What can we learn from Toyota’s fall from grace? This company, that for the past two decades has been the benchmark for quality, has suddenly had severe damage done to its worldwide reputation and probably to its market share. Toyota seemed to be doing everything right in terms of high performance. Employees were taught “The Toyota Way”, a set of efficiency and quality principles that has been the envy of competitors and now is being adapted to a variety of different industries. To say that they grew too fast and too big, as many commentators have said, does not help us learn from Toyota’s experience.
I don’t think Toyota’s problem is floor mats or gas pedals or electronic braking systems. In fact, the number of incidences of parts failure does not appear to be significantly greater than one would expect given the number of vehicles they have on the road. Toyota’s problem seems to go much deeper than that. The problem seems to be culture and leadership of the organization. Matthew DeBord makes this point in an op-ed piece about Toyota for the New York Times. He writes:
…its
management and manufacturing culture was ideally prepared to get to No. 1, but
stunningly ill suited to actually be No. 1…Comfortably preoccupied with rooting
out internal weakness, the Toyota Way is lost when it comes to contending with
outside threats. For such an intense system to function properly, employees
have to blindly adhere to it; overconfidence is the natural outcome of this
arrangement. Yes, any worker is empowered to stop the assembly line because he
spots a flaw. But if a flaw does get through, the company as a whole is loath
to admit that the system broke down.
The
point is that the climb often requires a distinct, unyielding philosophy, while
setting up shop on the pinnacle requires something else entirely, like the
ability to absorb some punishment. Companies that aim for cultish loyalty are
vulnerable in this way. Apple doesn’t respond well to customers criticizing its
products. Toyota, likewise, doesn’t have much experience being attacked. It
just wasn’t ready to handle doubt, dismay or the obliteration of trust.

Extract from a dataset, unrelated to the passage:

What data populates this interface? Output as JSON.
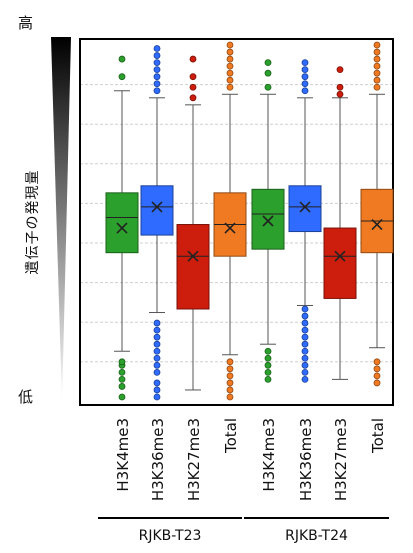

Stefan Stern, in accusing DeBord of being unfair to Toyota, writes in his blog:
Senior
managers may have been arrogant, or perhaps just not brave enough to admit how
standards were slipping. But I expect that, down on the production line, Toyota
employees could see exactly what was going on. That is the Toyota way.
To me, Stern makes DeBord’s point. If some people in the organization know of a problem but management doesn’t do anything about it, there must be systemic barriers to communication and problem solving. Organizational effectiveness is more than a consistently high quality product. It is also management listening to its employees, customers, and vendors, recognizing problems, which in any complex system are inevitable, and acting quickly and decisively with the customer in mind. Customers don’t care about the industry-famous “Toyota Production System”; they care about a quality buying experience and a company they can trust.